Part of the debate – in the Senedd at 6:15 pm on 10 March 2020.
Thank you very much. I do urge you to support this amendment. Should we be able to expect, or should we hope to have, the clinical staff, the best possible doctors, nurses and so on, within the NHS? I think we should, and there are systems in place to ensure that standards are maintained. Should we expect and hope to have the best possible managers within the NHS? Yes, I would argue that we should, but we don't have the same systems in place to try to maintain those standards.
What this amendment does is to create a register of NHS managers and a body with oversight of that register. We have made some changes since Stage 2 proceedings in order to ensure that that oversight body does have the ability to put competencies in place and to place sanctions on managers who fail to reach certain standards.

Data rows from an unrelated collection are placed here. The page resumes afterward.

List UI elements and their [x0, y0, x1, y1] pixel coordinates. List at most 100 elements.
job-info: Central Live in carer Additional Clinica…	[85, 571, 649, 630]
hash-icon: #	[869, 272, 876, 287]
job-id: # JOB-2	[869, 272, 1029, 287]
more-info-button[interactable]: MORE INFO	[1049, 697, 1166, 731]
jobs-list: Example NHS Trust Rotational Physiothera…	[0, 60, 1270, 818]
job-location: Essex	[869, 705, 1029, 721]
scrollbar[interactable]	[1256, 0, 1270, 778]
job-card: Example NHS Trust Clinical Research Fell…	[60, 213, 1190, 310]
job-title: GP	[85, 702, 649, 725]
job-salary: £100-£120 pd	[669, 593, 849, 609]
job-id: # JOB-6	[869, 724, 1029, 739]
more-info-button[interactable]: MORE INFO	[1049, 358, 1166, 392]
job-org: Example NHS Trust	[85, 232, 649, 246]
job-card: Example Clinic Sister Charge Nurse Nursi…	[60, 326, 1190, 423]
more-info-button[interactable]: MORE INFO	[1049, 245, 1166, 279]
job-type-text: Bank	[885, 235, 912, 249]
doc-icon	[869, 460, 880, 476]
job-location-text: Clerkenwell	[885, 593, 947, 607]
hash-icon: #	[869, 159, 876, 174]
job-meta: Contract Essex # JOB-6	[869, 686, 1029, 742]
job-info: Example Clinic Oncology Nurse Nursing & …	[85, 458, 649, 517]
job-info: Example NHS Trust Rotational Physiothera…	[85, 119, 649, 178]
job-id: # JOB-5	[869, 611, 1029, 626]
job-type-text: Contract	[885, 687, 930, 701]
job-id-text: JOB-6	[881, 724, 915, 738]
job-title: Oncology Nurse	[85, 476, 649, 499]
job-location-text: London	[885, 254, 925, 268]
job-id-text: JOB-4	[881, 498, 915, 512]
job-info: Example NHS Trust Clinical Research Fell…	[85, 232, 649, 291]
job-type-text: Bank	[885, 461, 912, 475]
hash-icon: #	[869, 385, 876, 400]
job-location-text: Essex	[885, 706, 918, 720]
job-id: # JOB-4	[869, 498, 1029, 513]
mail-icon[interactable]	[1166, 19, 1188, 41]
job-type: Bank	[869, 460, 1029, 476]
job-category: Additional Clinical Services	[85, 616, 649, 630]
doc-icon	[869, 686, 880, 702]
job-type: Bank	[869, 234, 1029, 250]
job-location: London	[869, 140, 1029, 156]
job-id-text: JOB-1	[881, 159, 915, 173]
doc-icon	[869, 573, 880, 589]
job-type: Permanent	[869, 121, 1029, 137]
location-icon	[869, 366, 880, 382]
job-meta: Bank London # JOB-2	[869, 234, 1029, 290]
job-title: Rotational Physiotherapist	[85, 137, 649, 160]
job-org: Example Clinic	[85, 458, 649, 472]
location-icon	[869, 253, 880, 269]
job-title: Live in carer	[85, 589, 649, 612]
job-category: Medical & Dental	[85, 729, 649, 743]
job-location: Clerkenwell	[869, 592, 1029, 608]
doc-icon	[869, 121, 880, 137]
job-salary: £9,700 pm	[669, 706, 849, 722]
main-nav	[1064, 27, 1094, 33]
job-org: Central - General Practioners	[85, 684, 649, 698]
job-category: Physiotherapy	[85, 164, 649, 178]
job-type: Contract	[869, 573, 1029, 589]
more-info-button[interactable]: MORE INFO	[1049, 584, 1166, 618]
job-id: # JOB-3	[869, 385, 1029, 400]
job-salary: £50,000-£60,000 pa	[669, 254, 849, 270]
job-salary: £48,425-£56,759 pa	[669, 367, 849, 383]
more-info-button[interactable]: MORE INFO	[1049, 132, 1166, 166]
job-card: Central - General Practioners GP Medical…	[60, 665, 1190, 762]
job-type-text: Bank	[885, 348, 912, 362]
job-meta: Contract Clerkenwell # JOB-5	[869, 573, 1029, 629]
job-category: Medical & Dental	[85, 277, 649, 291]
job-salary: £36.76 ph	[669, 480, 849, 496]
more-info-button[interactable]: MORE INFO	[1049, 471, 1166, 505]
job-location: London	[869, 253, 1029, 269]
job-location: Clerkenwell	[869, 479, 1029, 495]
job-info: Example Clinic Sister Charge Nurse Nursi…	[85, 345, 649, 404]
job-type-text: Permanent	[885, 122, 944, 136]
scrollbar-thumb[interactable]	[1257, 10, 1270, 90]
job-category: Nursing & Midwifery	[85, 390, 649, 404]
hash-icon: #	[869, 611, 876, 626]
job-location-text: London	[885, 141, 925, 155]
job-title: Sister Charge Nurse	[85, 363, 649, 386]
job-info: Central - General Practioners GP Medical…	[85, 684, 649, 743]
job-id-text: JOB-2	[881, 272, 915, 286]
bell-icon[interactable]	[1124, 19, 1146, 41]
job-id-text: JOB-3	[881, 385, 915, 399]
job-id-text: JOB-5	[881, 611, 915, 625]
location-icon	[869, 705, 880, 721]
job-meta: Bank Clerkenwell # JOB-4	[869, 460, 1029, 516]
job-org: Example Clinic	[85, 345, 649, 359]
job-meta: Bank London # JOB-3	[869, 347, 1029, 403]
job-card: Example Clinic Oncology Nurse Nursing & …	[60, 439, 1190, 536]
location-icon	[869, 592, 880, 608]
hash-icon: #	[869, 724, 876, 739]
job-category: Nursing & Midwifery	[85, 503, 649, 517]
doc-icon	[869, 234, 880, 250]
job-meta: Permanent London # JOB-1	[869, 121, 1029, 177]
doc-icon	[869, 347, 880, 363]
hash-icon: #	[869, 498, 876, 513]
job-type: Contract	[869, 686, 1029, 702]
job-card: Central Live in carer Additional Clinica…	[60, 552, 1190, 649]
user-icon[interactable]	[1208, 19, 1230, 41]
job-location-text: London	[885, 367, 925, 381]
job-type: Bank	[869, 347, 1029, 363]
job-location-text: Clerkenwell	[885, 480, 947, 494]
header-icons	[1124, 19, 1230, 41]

In the case of nurses, doctors, midwives and other health professionals, there are regulatory bodies in place that insist on high standards, which have the ability to discipline staff if they fail to attain those standards, to put things right when standards are not attained, where there is negligence, and then it's possible to prosecute in accordance with those regulatory standards. But among managers, we don't have those arrangements in place that would ensure that we should insist on a particular standard. We have excellent managers within our health service in Wales, at all levels. We need to give those managers within the NHS pride. We need to celebrate good management. But if we do that on the one hand, then on the other hand we need to ensure that we have those tools in place and that we have systems that provide a yardstick, where we can say, 'Yes, this is the expected standard.'
As we know, we have had too many experiences within the NHS in Wales over the years where managers have fallen way below the standards that we should expect of them. There are grave implications where managerial errors and mistakes have been made. And very often, we will see a manager moved on and taking another role in a health board without there having been processes followed, either to correct, to penalise or to bring sanctions into play, but mainly in order to improve standards.
I understand that some preparation has been made in terms of the kind of system that we are suggesting here, and that this is something that the Government realises should be addressed, but, for some reason, there is an unwillingness, or there has been an unwillingness, to say, 'Well, that's enough of a throwaway attitude towards standards among managers—let us do something to correct the situation.'
I don't think that we can drive standards up to do more with less, and to use resources far more efficiently, unless we have a mechanism in place to improve management. Although the Government will reject this amendment, I fear, I do truly believe that this is an area where the Government should be focusing on, and that this should have been a core part of the Bill, if the purpose of that Bill was to raise standards within health and care.